Часть вторая, «Куба» — самая «растрепанная»: тут и нежнейшее эссе о кошках, и длинный разговор с проституткой, приезд матери Тома, которой Хадсон не сообщает о гибели сына, так как хочет сначала лечь с ней в постель, потом рассказывает, и они вновь предаются любви.
«— Может быть, нам, правда, поесть чего-нибудь и выпить по стакану вина?
— Бутылку вина, — сказала она. — Он был такой красивый мальчик, Том. И такой забавный, и такой добрый». (Со смерти сына прошло не десять лет, а всего несколько дней…)
Часть третья, «В море» — охота на яхте за немецкими подлодками, гибель героя и здесь же ответ на вопрос «Когда же тебе жилось лучше всего?» — не тогда, когда играл в моряка, стрелка или рыбака, а тогда, когда был молод, трезв и здоров и жил с Хедли, «единственной, которую по-настоящему любил», когда «жизнь была проста и деньги еще не водились в ненужном избытке, и ты был способен охотно работать» — и теперь, летом 1960-го, он попытался завершить книгу об этих прекрасных временах.

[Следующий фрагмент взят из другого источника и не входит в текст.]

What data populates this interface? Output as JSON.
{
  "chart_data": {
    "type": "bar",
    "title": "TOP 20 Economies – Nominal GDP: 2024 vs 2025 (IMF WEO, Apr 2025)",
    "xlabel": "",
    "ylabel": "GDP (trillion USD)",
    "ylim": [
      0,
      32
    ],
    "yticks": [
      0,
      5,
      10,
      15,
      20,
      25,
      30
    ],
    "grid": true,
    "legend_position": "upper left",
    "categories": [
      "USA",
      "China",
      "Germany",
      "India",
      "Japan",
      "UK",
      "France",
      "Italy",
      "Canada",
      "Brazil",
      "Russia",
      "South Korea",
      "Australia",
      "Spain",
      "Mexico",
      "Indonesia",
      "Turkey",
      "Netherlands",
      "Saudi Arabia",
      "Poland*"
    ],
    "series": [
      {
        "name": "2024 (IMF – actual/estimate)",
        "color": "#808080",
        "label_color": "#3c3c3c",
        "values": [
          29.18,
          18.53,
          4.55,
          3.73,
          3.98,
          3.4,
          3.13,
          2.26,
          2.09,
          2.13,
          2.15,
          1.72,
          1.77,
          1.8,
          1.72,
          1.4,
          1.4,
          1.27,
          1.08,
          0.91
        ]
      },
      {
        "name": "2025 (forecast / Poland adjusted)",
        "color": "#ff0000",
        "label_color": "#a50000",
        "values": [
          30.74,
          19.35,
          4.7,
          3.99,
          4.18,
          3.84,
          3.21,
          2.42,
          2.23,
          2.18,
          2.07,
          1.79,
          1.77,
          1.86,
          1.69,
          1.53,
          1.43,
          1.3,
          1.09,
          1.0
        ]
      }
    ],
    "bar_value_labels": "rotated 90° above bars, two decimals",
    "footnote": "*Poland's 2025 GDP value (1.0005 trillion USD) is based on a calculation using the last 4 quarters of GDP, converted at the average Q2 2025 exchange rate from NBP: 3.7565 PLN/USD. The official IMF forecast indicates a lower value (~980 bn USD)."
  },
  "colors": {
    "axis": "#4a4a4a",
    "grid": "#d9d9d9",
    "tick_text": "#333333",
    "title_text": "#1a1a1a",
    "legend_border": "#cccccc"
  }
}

При жизни автора книга о Париже не вышла. Мэри писала: «После смерти Эрнеста я нашла рукопись „Праздника“ в синей коробке в его комнате в нашем доме в Кетчуме, вместе с проектом предисловия и списка названий — это была заключительная работа, которую Эрнест сделал для книги». С помощью Хотчнера и редактора «Скрибнерс» Гарри Брэга наследница выпустила ее в свет в 1964 году. Названия не было, Скрибнер предложил «Парижские очерки», но Хотчнер и Мэри остановились на том, которое все знают: A Moveable Feast. (Хотчнер утверждал, что Хемингуэй в разговоре с ним употребил это выражение применительно к Парижу.) Его прекрасно перевели на русский — «Праздник, который всегда с тобой», хотя в подлиннике оно более многозначно: Moveable Feast означает «переходящий» религиозный праздник, наподобие Пасхи, а также «волнующий праздник» и т. д. (Цензурных вырезок в русском переводе было мало и они не носили идеологического характера: например, сократили диалог Хемингуэя с Гертрудой Стайн о гомосексуальности, подвергли значительной правке очерк «Проблема измерения» (A Matter of Measurements), назвав его «Проблема телосложения»: в подлиннике Фицджеральд беспокоится не о своем сложении, а о своем пенисе.) Книга в этой редакции — яркая, прелестная, создающая ощущение свежести, молодости, ясного утра, доставляющая наслаждение почти физическое — читаешь, и хочется в Париж, и жить хочется, — влюбила в себя миллионы читателей. Однако есть люди, усомнившиеся в том, что Хемингуэй написал именно ее.